A Milano, parco giochi vietato ai bimbi…

L’orso Marcello è rimasto senza «collaudo» e nessuno può giocare con lui. In via Benedetto Marcello aspetta­vano il parco giochi da quat­tro anni. I residenti hanno anche una mascotte, un por­tafortuna che poi tanta fortu­na evidentemente non por­ta. Lo scivolo, appunto, a for­ma di orso, costruito negli anni Venti e diventato nel corso dei decenni il simbolo della via. Le due aree gioco sono pronte. La cooperativa ha fi­nito i lavori addirittura con qualche giorno d’anticipo. Il 19 giugno i residenti erano pronti alla festa. Avevano at­teso la partenza dei lavori per mille giorni, dopo la fine della realizzazione dei box sotterranei. A distanza di un mese l’orso è rimasto solo. Senza bambini, senza compa­gni di gioco.

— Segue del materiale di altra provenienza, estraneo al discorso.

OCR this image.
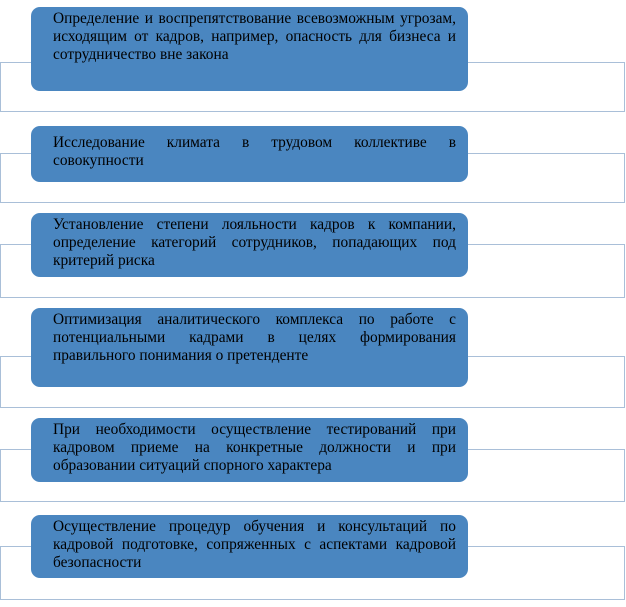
Определение и воспрепятствование всевозможным угрозам, исходящим от кадров, например, опасность для бизнеса и сотрудничество вне закона

Исследование климата в трудовом коллективе в совокупности

Установление степени лояльности кадров к компании, определение категорий сотрудников, попадающих под критерий риска

Оптимизация аналитического комплекса по работе с потенциальными кадрами в целях формирования правильного понимания о претенденте

При необходимости осуществление тестирований при кадровом приеме на конкретные должности и при образовании ситуаций спорного характера

Осуществление процедур обучения и консультаций по кадровой подготовке, сопряженных с аспектами кадровой безопасности
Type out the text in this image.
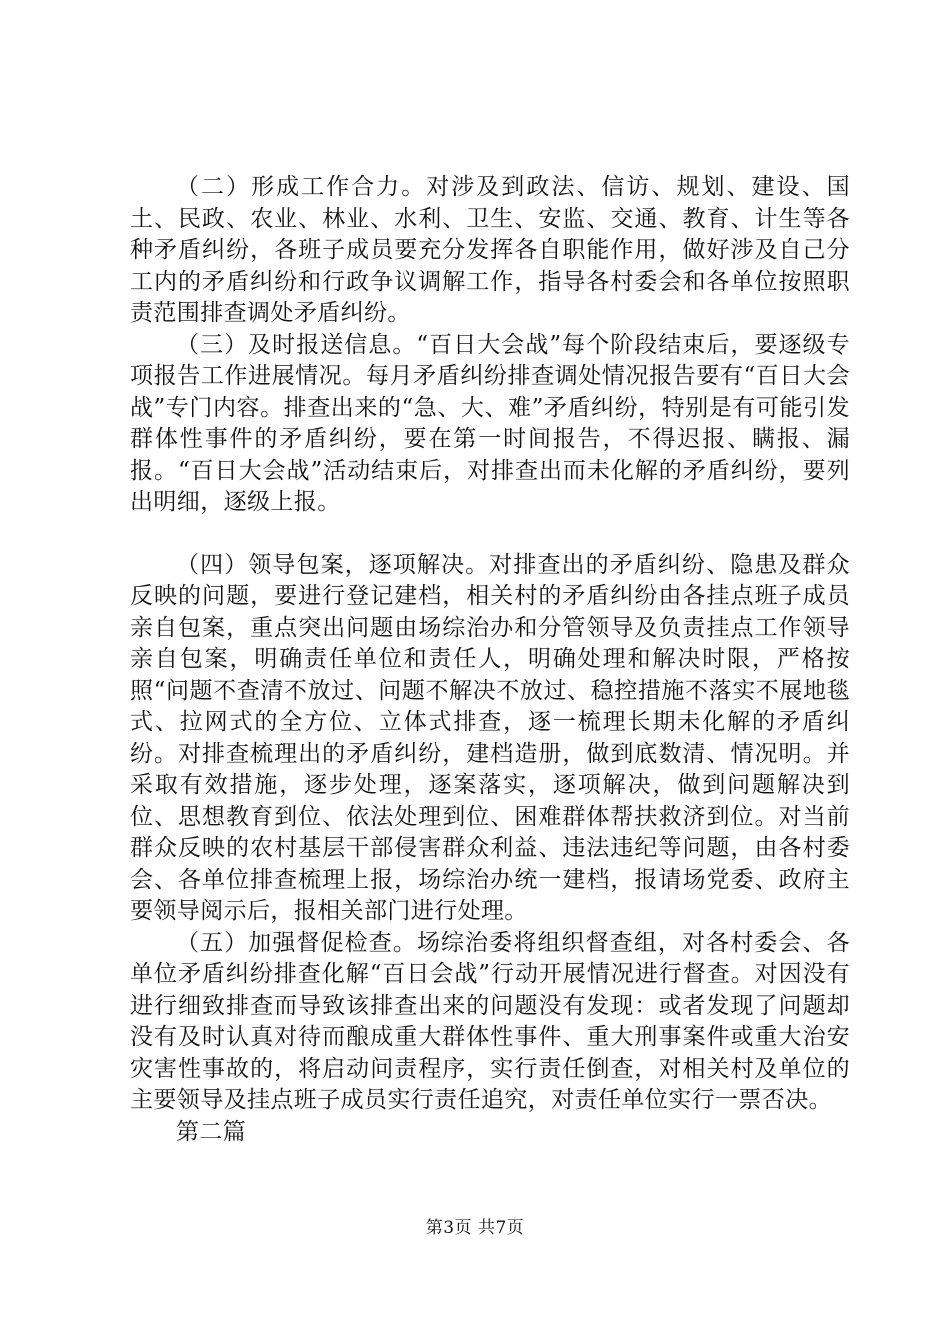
（二）形成工作合力。对涉及到政法、信访、规划、建设、国土、民政、农业、林业、水利、卫生、安监、交通、教育、计生等各种矛盾纠纷，各班子成员要充分发挥各自职能作用，做好涉及自己分工内的矛盾纠纷和行政争议调解工作，指导各村委会和各单位按照职责范围排查调处矛盾纠纷。

（三）及时报送信息。“百日大会战”每个阶段结束后，要逐级专项报告工作进展情况。每月矛盾纠纷排查调处情况报告要有“百日大会战”专门内容。排查出来的“急、大、难”矛盾纠纷，特别是有可能引发群体性事件的矛盾纠纷，要在第一时间报告，不得迟报、瞒报、漏报。“百日大会战”活动结束后，对排查出而未化解的矛盾纠纷，要列出明细，逐级上报。

（四）领导包案，逐项解决。对排查出的矛盾纠纷、隐患及群众反映的问题，要进行登记建档，相关村的矛盾纠纷由各挂点班子成员亲自包案，重点突出问题由场综治办和分管领导及负责挂点工作领导亲自包案，明确责任单位和责任人，明确处理和解决时限，严格按照“问题不查清不放过、问题不解决不放过、稳控措施不落实不展地毯式、拉网式的全方位、立体式排查，逐一梳理长期未化解的矛盾纠纷。对排查梳理出的矛盾纠纷，建档造册，做到底数清、情况明。并采取有效措施，逐步处理，逐案落实，逐项解决，做到问题解决到位、思想教育到位、依法处理到位、困难群体帮扶救济到位。对当前群众反映的农村基层干部侵害群众利益、违法违纪等问题，由各村委会、各单位排查梳理上报，场综治办统一建档，报请场党委、政府主要领导阅示后，报相关部门进行处理。

（五）加强督促检查。场综治委将组织督查组，对各村委会、各单位矛盾纠纷排查化解“百日会战”行动开展情况进行督查。对因没有进行细致排查而导致该排查出来的问题没有发现：或者发现了问题却没有及时认真对待而酿成重大群体性事件、重大刑事案件或重大治安灾害性事故的，将启动问责程序，实行责任倒查，对相关村及单位的主要领导及挂点班子成员实行责任追究，对责任单位实行一票否决。

第二篇

第3页 共7页
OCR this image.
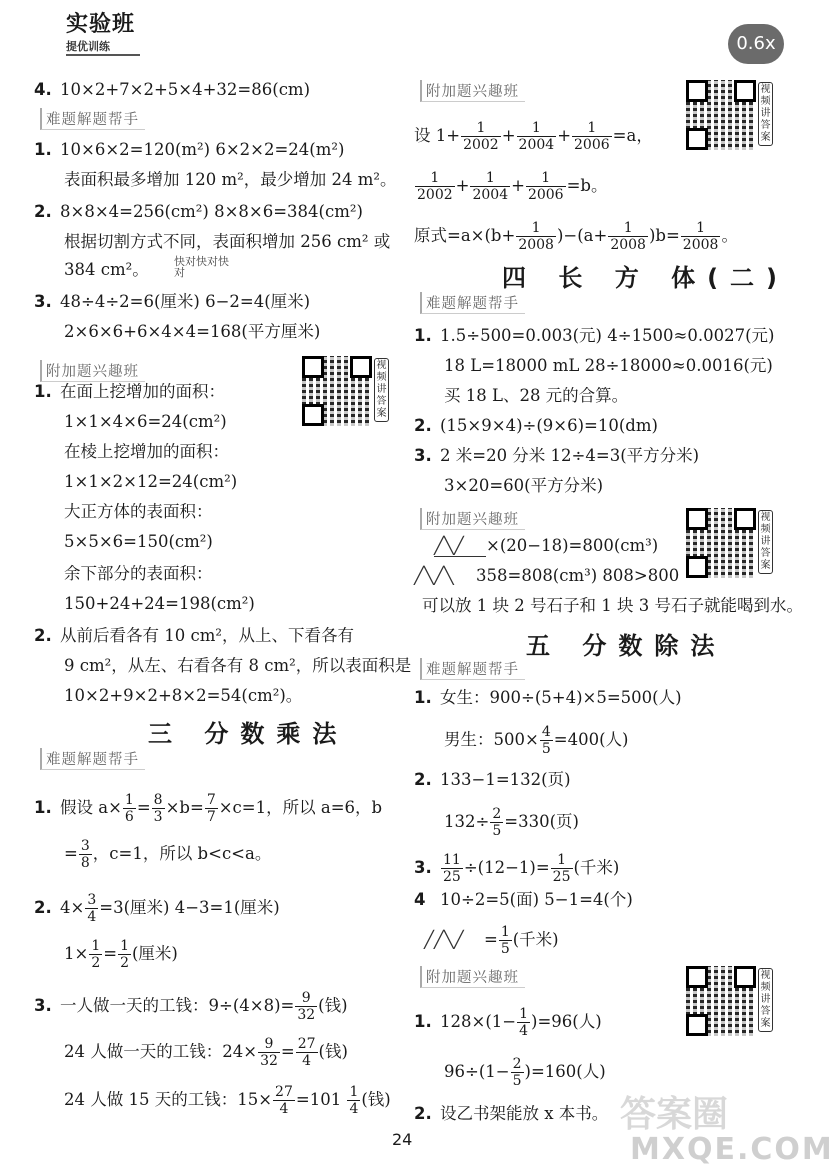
实验班
提优训练	0.6x
4. 10×2+7×2+5×4+32=86(cm)
难题解题帮手
1. 10×6×2=120(m²) 6×2×2=24(m²)
表面积最多增加 120 m²，最少增加 24 m²。
2. 8×8×4=256(cm²) 8×8×6=384(cm²)
根据切割方式不同，表面积增加 256 cm² 或
384 cm²。 快对快对快对
3. 48÷4÷2=6(厘米) 6−2=4(厘米)
2×6×6+6×4×4=168(平方厘米)
附加题兴趣班	视频讲答案
1. 在面上挖增加的面积：
1×1×4×6=24(cm²)
在棱上挖增加的面积：
1×1×2×12=24(cm²)
大正方体的表面积：
5×5×6=150(cm²)
余下部分的表面积：
150+24+24=198(cm²)
2. 从前后看各有 10 cm²，从上、下看各有
9 cm²，从左、右看各有 8 cm²，所以表面积是
10×2+9×2+8×2=54(cm²)。
三 分数乘法
难题解题帮手
1. 假设 $a\times \frac{1}{6} = \frac{8}{3} \times b= \frac{7}{7} \times c=1$，所以 a=6，b
= $\frac{3}{8}$ ，c=1，所以 b<c<a。
2. $4\times \frac{3}{4} =3$(厘米) 4−3=1(厘米)
$1\times \frac{1}{2} = \frac{1}{2}$ (厘米)
3. 一人做一天的工钱：$9\div(4\times 8)= \frac{9}{32}$ (钱)
24 人做一天的工钱：$24\times \frac{9}{32} = \frac{27}{4}$ (钱)
24 人做 15 天的工钱：$15\times \frac{27}{4} =101 \frac{1}{4}$ (钱)
附加题兴趣班	视频讲答案
设 $1+ \frac{1}{2002} + \frac{1}{2004} + \frac{1}{2006} =a$，
$\frac{1}{2002} + \frac{1}{2004} + \frac{1}{2006} =b$。
原式$=a\times(b+ \frac{1}{2008} )-(a+ \frac{1}{2008} )b= \frac{1}{2008}$ 。
四 长 方 体(二)
难题解题帮手
1. 1.5÷500=0.003(元) 4÷1500≈0.0027(元)
18 L=18000 mL 28÷18000≈0.0016(元)
买 18 L、28 元的合算。
2. (15×9×4)÷(9×6)=10(dm)
3. 2 米=20 分米 12÷4=3(平方分米)
3×20=60(平方分米)
附加题兴趣班	视频讲答案
╱╲╱ ×(20−18)=800(cm³)
╱╲╱╲ 358=808(cm³) 808>800
可以放 1 块 2 号石子和 1 块 3 号石子就能喝到水。
五 分数除法
难题解题帮手
1. 女生：900÷(5+4)×5=500(人)
男生：$500\times \frac{4}{5} =400$(人)
2. 133−1=132(页)
$132\div \frac{2}{5} =330$(页)
3. $\frac{11}{25} \div(12-1)= \frac{1}{25}$ (千米)
4 10÷2=5(面) 5−1=4(个)
╱╱╲╱ = $\frac{1}{5}$ (千米)
附加题兴趣班	视频讲答案
1. $128\times(1- \frac{1}{4} )=96$(人)
$96\div(1- \frac{2}{5} )=160$(人)
2. 设乙书架能放 x 本书。 答案圈
MXQE.COM
24
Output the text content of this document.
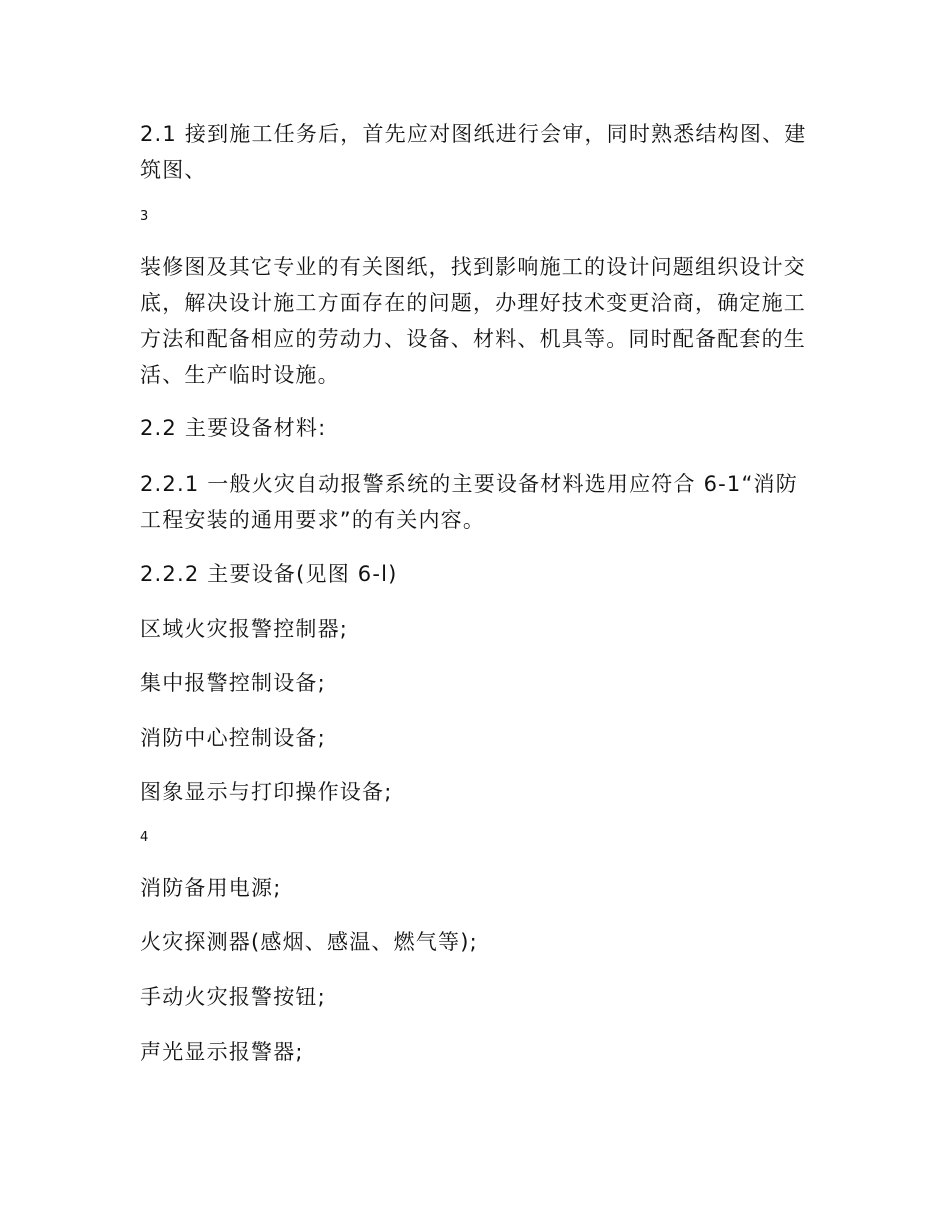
2.1 接到施工任务后，首先应对图纸进行会审，同时熟悉结构图、建筑图、

3

装修图及其它专业的有关图纸，找到影响施工的设计问题组织设计交底，解决设计施工方面存在的问题，办理好技术变更洽商，确定施工方法和配备相应的劳动力、设备、材料、机具等。同时配备配套的生活、生产临时设施。

2.2 主要设备材料:

2.2.1 一般火灾自动报警系统的主要设备材料选用应符合 6-1“消防工程安装的通用要求”的有关内容。

2.2.2 主要设备(见图 6-l)

区域火灾报警控制器;

集中报警控制设备;

消防中心控制设备;

图象显示与打印操作设备;

4

消防备用电源;

火灾探测器(感烟、感温、燃气等);

手动火灾报警按钮;

声光显示报警器;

Il parco giochi è ancora chiuso, sigillato, inac­cessibile. Mancano i collaudi e il via libera dei tecnici al­l’agibilità dell’area e dei gio­chi. Non solo. Mancano i pali della luce, nei giardinetti. «Il classico esempio di cattiva burocrazia», attacca il consi­gliere della Lista Ferrante, Carlo Montalbetti, che sulla vicenda ha pronta tanto di in­terrogazione a sindaco e giunta. «Il Comune deve tro­vare almeno una soluzione intermedia, in attesa che s’in­stallino i pali. Anche perché un parco giochi, per defini­zione, serve d’estate e non nei mesi freddi. Non si può perdere altro tempo».

L’assessore ai Lavori pub­blici, Bruno Simini, rassicu­ra: «Entro la fine del mese apriremo il parchetto. Sem­pre che dal collaudo non escano anomalie». Il collau­do, appunto. «Non si può pensare che sia una cosa im­mediata – si difende l’asses­sore -: anche perché in bal­lo c’è l’incolumità dei bambi­ni». I residenti, loro, sono più rassegnati che infuriati. «Siamo alle solite», scuote la testa Claudio Magnani, por­tavoce del comitato di quar­tiere: «L’amministrazione fa le cose a metà. Sono anni che attendiamo, ma mi sa che anche per quest’estate i nostri bambini dovranno rassegnarsi: sotto casa non si potrà giocare».

Quattro filari di alberi. Sci­voli e altalene. La storia del parco dell’orso Marcello è lunga e complicata. Sblocca­ta a fine gennaio dall’inter­vento di Simini: «Abbiamo ri­solto una situazione compli­cata, che teneva fermo il completamento dei lavori di riqualificazione dei box, per altro già in uso da due anni», diceva allora l’assessore. Si­tuazione sbloccata, lavori partiti e poi (in tempo) pure conclusi. «Proprio qui sta l’assurdo della vicenda. Per una volta che le cose sembra­vano procedere, ci si impian­ta proprio sul traguardo», di­ce Montalbetti. Ultima que­stione, quella delle telecame­re.

Il Comune, grazie agli one­ri di urbanizzazione, ha mes­so in cassa quasi un milione di euro. «Abbiamo chiesto l’installazione della videosor­veglianza », ricorda Montal­betti: «Ci hanno risposto che arriveranno presto». «Atten­diamo e speriamo», sospira­no i residenti. Pazienza e spe­ranza, ancora.